Harnessing fandoms can mean big business for Hollywood, because it means a sustained audience, even between full releases. Examples include: Marvel fans who want to see every movie and speculate about new one; gamers who get mad about patches and content-altering software updates; Steven Universe fans who channel their own energy into fan art and deep-dive analysis; Riverdale fans who try to answer the question, “What if Archie from the comics was hot?” Many of these properties also have heavy social-media operations to keep the wheels spinning eternally.
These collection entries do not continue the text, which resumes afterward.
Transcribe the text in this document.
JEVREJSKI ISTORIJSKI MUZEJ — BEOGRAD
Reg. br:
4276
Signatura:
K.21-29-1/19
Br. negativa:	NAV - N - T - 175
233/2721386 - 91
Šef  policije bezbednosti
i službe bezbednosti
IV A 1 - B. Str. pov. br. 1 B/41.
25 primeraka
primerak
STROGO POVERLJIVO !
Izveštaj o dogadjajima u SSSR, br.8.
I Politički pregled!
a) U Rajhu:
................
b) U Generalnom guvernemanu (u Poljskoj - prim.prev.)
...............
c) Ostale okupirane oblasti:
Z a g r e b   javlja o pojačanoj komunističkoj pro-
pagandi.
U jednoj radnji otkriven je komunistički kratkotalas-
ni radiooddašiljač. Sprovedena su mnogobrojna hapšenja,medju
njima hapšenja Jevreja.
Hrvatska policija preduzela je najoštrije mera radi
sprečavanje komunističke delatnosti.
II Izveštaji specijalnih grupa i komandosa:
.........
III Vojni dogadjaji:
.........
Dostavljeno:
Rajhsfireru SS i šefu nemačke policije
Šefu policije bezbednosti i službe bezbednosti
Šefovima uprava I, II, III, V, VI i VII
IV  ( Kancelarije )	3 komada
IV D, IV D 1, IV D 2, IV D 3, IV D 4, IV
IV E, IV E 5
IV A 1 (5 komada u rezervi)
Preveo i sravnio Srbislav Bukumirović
The continual problem is that as fans become more enmeshed in a property, they begin to feel a sense of ownership over it — they’ve invested hours of their time discussing it with friends and promoting it on social media, after all — and that can lead to tension between a show’s actual owners — its creators and the studios that make it — and its fans. Don’t like how a character was written, or don’t like the narrative direction? You can yell at the creators and writers and artists on Twitter. You can launch Change.org petitions and boycott advertisers. At some point, fans stop feeling like a reward for doing your creative job and start feeling like a punishment for making art at all. For Rick and Morty, that happened earlier this year when fans on Twitter started harassing female writers on the show, objecting to episodes that they had scripted. Roiland and Harmon were quick to denounce the online rage, but rabid fandom had already taken its toll.

We haven’t even gotten to McDonald’s yet.

Noting the intensity of the fandom, and the buying power that always accompanies that intensity, McDonald’s held an event last weekend offering Szechuan sauce in stores. Unfortunately, the burger joint severely underestimated demand, and quickly ran out of supply. This led to hordes of angry millennials yelling at the company on social media and at fast-food workers in person. I had some fun on Sunday searching through Snapchat to find videos of crowds lined up outside of McDonald’s, and in a few cases, fans paying triple-digit sums for a better place in line.

To make things more complicated, the promotional stunt was not done in collaboration with Adult Swim in any way. The labeling on the Szechuan sauce — which, again, is literally just chicken-nugget dipping sauce — was reminiscent of the show without explicitly invoking it. As a result, fans got mad at Roiland and Harmon for something that they had nothing to do with.

Is this type of fan behavior new?

Nope! Anyone who has tracked a fandom like Doctor Who’s or My Little Pony’s has seen this exact scenario play out dozens of times — burgeoning fandom that grows into elitism, that then flips into meta-criticism, culminating in a disastrous offline event.

And in the end, the fans learned that basic-cable animated sitcoms and global fast-food corporations owe them nothing and that they are entitled to nothing?

No. After a day of sustained online anger, the McDonald’s Twitter account announced that the company was going to make more Szechuan sauce and try again. In effect, the company decided to reward the mob hassling their low-wage workers by doing this ill-conceived stunt all over again. Angry babies will get their goopy nugget sauce.

What did we learn?

If you’re part of a fandom, chill out! If you’re a global corporation, pandering to said fandom can be a third rail. If you’re part of neither but are reading this, you’ve learned that the internet has turned many people’s brains into mush.